Para o diretor médico de Saúde Corporativa da EY, as técnicas de mindfulness são muito úteis, já que levam a pessoa focar somente no presente momento, promovendo maior controle das emoções por meio de técnicas simples que podem ser realizadas em qualquer lugar, a qualquer hora.

Outro ponto importante é a diminuição do convívio social “real”. Os relacionamentos são importantes para o bom desenvolvimento e bem-estar mental, mas o que vemos é a falta de contato pessoa-pessoa, isto é, as “amizades” são virtuais e superficiais.

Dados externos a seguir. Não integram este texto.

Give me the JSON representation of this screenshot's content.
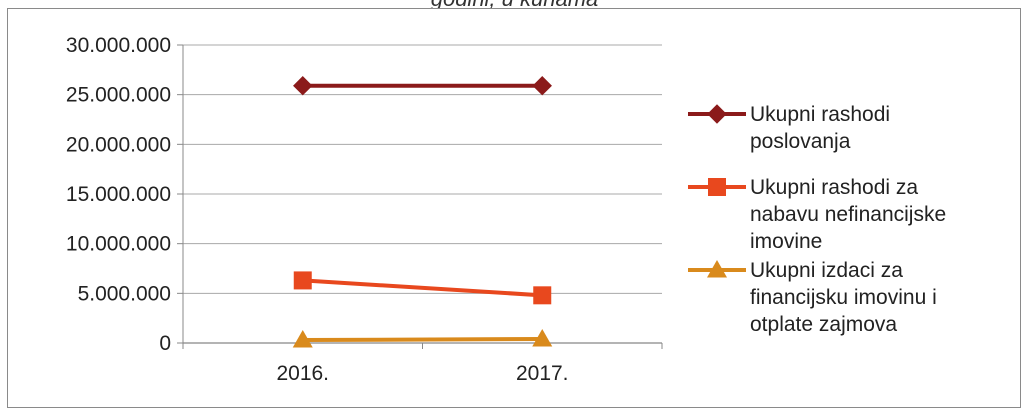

Ana Merzel, coordenadora do Serviço de Psicologia e Experiência do Paciente do Hospital Israelita Albert Einstein, recomenda usar a tecnologia com moderação. Isso significa barrar chefes que ligam às 23h, 2h, 6h etc. Não importa a hierarquia nem o cenário. “No meu caso, eu não durmo com celular e não estou disponível 24 horas por dia. Meu celular fica na sala. Sono é importante”, ensina Ana.

Urgência e emergência, só para quem trabalha com plantão médico. Nas outras áreas, o horário das 22h às 6h deve ser respeitado e reservado para o descanso. Com a tecnologia é o mesmo. “O limite cada um tem que dar. A gente não pode virar escravo das redes sociais e nem dos grupos de WhatsApp.”